Source: 38 women have come forward to accuse director James Toback of sexual harassment – LA Times
It was a memorable encounter, for peculiar reasons. But no, James Toback didn’t harass me–at least, not sexually.
In 1974, I was working at Paramount Pictures. Paramount had just released The Gambler, a movie I’d found disturbing for a number of reasons. Starring Jimmy Caan in a terrific and nerve-wracking performance, it was about an Ivy League student, Jewish, who became a gambling addict.
These were still the days when Jewish hubris–and almost everyone’s Jewish mother proudly clutched such implausible pride to her bosom–claimed that no Jewish boy could conceivably be (a) an alcoholic; (b) a junkie; (c) gay; and maybe (d) a gambler. (You notice that adultery was left off the list.)
My mother, though, was not of this flawed conviction. Indeed, she’d told me about friends of my parents who had a son, a Harvard boy, who’d become hooked on gambling. The parents had to make the choice between paying their sons huge debts or watching him get his legs broken, or worse.
I’d seen The Gambler in a screening and knew Toback had written the screenplay. The inside scoop was that this story was autobiographical. I did wonder whether Toback was the son of my parents’ friends, but I didn’t pursue it with my father (my mom was dead by that time), or if I did I don’t remember Dad’s answer.
So that was a problem, right there. You mean Jewish boys could be bad boys? (Sure, why not?) And watching a film which feels true, a story in which the protagonist is threatened with bodily harm because of his self-destructive behavior, is not an entertaining experience, not for me anyway.
I was in my office–now in the Trump International Hotel, oh bitter reality–on the 33rd floor of what was then the Gulf + Western Building on one autumn day when the receptionist at our front desk called me in some anxiety.
There was a guy standing in front of her, a James Toback, who was demanding money he said Paramount owed him.
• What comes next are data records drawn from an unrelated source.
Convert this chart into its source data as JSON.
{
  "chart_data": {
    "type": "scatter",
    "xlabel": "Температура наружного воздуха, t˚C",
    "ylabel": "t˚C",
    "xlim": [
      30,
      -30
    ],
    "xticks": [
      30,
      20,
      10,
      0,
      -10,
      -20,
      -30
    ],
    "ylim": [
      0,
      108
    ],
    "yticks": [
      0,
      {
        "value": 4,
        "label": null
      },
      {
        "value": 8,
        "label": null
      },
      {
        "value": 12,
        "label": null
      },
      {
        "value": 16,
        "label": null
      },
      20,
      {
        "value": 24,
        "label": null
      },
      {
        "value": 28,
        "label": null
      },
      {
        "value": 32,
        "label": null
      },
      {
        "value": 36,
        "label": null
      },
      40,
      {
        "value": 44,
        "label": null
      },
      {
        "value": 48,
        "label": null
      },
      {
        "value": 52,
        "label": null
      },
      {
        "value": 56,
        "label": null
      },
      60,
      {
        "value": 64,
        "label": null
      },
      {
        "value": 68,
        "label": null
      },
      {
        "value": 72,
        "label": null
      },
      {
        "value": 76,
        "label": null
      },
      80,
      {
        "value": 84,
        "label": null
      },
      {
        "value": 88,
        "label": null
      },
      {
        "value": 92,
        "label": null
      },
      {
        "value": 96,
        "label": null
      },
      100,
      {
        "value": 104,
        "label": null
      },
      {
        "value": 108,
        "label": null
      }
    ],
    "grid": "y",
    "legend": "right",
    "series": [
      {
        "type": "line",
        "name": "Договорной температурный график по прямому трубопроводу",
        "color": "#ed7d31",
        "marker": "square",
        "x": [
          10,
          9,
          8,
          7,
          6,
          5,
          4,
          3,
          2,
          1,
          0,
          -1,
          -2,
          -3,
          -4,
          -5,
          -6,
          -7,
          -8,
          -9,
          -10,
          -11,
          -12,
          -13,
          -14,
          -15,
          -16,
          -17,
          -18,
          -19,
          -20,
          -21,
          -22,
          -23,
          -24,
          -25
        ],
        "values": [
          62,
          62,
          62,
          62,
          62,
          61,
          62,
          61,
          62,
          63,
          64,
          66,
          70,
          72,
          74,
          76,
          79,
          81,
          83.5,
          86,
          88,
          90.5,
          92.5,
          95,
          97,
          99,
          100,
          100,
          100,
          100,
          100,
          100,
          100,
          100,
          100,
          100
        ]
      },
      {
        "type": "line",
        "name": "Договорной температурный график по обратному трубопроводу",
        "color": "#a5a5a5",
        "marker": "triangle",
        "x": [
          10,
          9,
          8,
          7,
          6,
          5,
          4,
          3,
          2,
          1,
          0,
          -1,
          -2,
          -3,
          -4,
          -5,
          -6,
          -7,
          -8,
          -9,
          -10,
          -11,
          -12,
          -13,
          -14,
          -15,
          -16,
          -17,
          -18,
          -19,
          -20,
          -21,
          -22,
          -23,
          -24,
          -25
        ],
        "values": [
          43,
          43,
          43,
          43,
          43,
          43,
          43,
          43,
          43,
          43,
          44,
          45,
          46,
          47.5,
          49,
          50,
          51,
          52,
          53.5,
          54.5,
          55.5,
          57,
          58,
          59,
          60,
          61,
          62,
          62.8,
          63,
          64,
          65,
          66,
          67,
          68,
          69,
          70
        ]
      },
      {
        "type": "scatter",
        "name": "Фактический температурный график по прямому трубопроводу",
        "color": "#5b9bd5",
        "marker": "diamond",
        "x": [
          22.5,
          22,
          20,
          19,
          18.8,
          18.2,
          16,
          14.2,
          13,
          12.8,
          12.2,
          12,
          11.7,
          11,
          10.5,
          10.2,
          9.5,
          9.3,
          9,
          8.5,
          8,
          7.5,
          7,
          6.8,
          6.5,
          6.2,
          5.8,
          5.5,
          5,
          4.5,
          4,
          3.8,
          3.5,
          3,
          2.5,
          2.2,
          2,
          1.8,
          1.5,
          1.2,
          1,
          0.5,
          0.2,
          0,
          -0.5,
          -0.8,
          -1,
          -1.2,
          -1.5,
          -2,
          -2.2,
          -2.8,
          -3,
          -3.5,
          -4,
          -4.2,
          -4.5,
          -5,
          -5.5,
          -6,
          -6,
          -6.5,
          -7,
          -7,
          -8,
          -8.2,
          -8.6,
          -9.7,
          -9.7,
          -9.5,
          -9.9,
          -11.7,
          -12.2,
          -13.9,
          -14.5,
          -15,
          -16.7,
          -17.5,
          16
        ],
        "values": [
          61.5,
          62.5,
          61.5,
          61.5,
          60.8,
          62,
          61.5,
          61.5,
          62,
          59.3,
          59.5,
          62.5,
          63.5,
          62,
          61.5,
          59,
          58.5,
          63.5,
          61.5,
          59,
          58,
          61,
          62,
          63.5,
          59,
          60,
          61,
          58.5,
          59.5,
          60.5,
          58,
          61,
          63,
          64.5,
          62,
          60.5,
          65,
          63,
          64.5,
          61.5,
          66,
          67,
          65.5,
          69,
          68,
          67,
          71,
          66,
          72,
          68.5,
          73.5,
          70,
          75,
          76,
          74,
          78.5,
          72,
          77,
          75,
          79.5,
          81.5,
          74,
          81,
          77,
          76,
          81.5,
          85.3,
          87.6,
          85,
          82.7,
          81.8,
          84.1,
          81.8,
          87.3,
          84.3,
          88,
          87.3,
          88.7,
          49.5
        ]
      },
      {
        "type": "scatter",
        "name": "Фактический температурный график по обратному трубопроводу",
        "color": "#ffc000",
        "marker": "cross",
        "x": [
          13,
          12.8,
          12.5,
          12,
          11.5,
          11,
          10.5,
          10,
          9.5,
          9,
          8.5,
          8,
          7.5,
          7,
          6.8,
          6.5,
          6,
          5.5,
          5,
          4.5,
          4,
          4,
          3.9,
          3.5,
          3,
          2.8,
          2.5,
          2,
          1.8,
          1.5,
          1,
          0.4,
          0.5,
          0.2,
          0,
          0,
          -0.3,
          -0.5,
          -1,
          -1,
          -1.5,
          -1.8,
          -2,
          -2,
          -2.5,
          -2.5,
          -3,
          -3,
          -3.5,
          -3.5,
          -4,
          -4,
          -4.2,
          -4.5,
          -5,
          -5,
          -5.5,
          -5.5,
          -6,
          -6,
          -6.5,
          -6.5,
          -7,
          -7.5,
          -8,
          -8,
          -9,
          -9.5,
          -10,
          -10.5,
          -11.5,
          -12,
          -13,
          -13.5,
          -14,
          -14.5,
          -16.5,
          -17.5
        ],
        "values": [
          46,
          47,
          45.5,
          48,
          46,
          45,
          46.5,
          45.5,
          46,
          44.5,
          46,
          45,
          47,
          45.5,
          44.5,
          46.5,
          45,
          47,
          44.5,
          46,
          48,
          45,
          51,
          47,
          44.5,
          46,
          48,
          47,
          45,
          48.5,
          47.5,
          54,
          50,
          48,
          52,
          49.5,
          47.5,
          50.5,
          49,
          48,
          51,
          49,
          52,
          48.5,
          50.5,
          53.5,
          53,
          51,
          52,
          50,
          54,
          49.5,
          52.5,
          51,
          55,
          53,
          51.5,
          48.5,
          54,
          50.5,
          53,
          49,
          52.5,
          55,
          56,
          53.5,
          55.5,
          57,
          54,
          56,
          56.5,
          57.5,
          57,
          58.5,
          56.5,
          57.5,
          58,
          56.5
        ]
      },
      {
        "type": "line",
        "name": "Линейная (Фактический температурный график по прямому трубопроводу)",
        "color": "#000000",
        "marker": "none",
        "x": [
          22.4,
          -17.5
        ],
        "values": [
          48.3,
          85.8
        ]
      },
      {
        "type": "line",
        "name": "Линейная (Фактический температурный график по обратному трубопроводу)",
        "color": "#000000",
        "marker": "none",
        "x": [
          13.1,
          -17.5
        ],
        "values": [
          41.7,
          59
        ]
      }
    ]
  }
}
Could I come out and deal with him?
I came out to the desk and was confronted by James Toback who was in a state of unattractive agitation, aggressive and unpleasant. Back then, he was in my opinion a good-looking guy–not as good-looking as Jimmy Caan, but not bad.
But his personality was a turn-off, and his story and the pressure he was putting on was ugly.
“Paramount owes me money and I need my check now!!!” That was his demand. He was not claiming that Paramount had stiffed him, no. His claim was that on this very day he was due to receive his final payment for his Gambler screenplay.
I was startled. He was the only above-the-line talent I’d encountered who apparently wasn’t content to get his check through his agent, or in the mailbox. (I did ask him.) And his desperation was seeping out of his skin and surrounding him with a dark, menacing aura.
“I need that money right now! I’m not leaving without it–I’m getting out of the city in a couple of hours and I can’t leave without that check!”
He was with a beautiful woman, a model-type beauty. You know, gorgeous but sort of featureless. Expressionless.
It was a little scary. I wasn’t scared for me but, even as naive as I was in those days, I still had the strong sense he hadn’t stopped gambling and maybe whoever he owed money to was waiting downstairs, in the lobby. With a truncheon, or.
I went to see Norman Flicker, Paramount’s staff attorney, and told him what was going on. Norman came out to talk to Toback and tried to explain things but Toback continued to be fearful and fearsome. Norman said he’d see what he could do.
Blessed Norman did it, somehow. He managed to get the accounting department to cut a check and gave it to Toback. Who did not thank him. Just grabbed the check and left. Not forgetting the model.